En cas d'ingestion accidentelle de gélules de bromure de tiotropium, l'intoxication aiguë est
improbable en raison de la faible biodisponibilité orale.
5. PROPRIETES PHARMACOLOGIQUES
5.1 Propriétés pharmacodynamiques
Classe pharmacothérapeutique: Autres médicaments pour les syndromes obstructifs des voies
aériennes par inhalation, anticholinergiques
Code ATC: R03B B04
Mécanisme d’action
Le bromure de tiotropium est un antagoniste spécifique des récepteurs muscariniques, à longue durée
d'action, souvent désigné en médecine clinique par l'appellation "anticholinergique". En se fixant aux
récepteurs muscariniques des muscles lisses des bronches, le bromure de tiotropium inhibe les effets
cholinergiques (bronchoconstriction) de l'acétylcholine, libérée à partir des terminaisons nerveuses
parasympathiques. Il possède une affinité similaire pour les sous-types de récepteurs muscariniques
M1 à M5. Dans les voies aériennes, le bromure de tiotropium inhibe de façon réversible et compétitive
les récepteurs M3, ce qui se traduit par une relaxation. L'effet est dose-dépendant et dure plus de 24
heures. La longue durée d'action est probablement due à la dissociation très lente des récepteurs M3, la
demi-vie de dissociation étant significativement plus longue que celle observée avec l’ipratropium.
Anticholinergique N-quaternaire, le bromure de tiotropium présente une (broncho-) sélectivité locale
lorsqu'il est administré par inhalation; dès lors, sa marge thérapeutique est acceptable avant que des
effets anticholinergiques systémiques n'apparaissent.
Effets pharmacodynamiques
La bronchodilatation est principalement due à un effet local (sur les voies aériennes) et non pas à un
effet systémique.

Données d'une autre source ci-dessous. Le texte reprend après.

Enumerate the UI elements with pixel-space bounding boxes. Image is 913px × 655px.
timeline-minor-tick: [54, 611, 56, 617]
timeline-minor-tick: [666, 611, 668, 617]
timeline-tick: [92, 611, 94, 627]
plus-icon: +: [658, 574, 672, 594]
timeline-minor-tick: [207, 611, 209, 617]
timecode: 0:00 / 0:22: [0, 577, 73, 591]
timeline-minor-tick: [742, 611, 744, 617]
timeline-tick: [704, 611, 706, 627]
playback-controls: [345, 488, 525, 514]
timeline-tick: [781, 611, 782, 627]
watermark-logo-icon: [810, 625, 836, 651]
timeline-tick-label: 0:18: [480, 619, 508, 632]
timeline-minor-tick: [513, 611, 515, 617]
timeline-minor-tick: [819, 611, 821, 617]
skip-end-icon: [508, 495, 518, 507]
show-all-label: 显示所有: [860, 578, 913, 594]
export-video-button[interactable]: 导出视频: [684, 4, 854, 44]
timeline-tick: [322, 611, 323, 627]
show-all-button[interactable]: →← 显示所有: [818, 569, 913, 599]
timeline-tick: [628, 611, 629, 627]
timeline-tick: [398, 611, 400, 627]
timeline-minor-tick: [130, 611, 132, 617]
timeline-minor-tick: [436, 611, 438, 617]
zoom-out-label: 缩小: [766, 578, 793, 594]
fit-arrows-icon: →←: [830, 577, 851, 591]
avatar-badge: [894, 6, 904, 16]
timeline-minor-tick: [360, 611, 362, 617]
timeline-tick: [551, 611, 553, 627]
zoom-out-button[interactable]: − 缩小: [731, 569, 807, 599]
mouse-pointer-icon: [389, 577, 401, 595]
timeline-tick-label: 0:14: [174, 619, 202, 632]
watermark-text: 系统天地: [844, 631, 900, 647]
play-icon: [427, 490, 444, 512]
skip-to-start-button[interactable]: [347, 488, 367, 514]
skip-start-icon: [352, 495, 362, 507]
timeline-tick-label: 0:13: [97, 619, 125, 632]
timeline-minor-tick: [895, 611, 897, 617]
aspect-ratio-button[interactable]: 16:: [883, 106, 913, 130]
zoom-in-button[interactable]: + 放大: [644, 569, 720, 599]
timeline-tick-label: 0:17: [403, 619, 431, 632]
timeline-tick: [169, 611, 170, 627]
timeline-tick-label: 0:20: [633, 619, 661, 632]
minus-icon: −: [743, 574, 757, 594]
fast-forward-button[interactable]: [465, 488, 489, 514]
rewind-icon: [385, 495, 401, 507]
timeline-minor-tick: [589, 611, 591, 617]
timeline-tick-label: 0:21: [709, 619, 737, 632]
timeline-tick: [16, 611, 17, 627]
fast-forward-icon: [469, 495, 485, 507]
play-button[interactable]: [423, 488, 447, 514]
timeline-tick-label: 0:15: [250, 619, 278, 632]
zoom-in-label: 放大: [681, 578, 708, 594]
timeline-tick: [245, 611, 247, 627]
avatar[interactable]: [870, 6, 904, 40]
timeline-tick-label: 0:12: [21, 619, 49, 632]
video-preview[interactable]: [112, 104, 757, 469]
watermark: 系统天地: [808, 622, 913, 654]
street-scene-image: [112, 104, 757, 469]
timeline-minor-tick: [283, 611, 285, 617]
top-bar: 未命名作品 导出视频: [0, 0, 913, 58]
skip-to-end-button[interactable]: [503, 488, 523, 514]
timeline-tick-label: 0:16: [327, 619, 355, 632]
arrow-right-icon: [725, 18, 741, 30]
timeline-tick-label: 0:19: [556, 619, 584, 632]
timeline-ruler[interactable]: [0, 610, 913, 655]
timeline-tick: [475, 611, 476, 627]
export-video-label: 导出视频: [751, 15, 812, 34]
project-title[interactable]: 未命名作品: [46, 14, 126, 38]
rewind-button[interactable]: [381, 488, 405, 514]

La dissociation des récepteurs M2 est plus rapide que celle des récepteurs M3, ce qui
a révélé, dans les études fonctionnelles in vitro, une sélectivité supérieure (contrôlée de façon
cinétique) pour les sous-types de récepteurs de type M3 par rapport à M2. Cette forte puissance de
liaison et la lente dissociation des récepteurs expliquent cliniquement une bronchodilatation
significative et de longue durée chez les patients atteints de BPCO.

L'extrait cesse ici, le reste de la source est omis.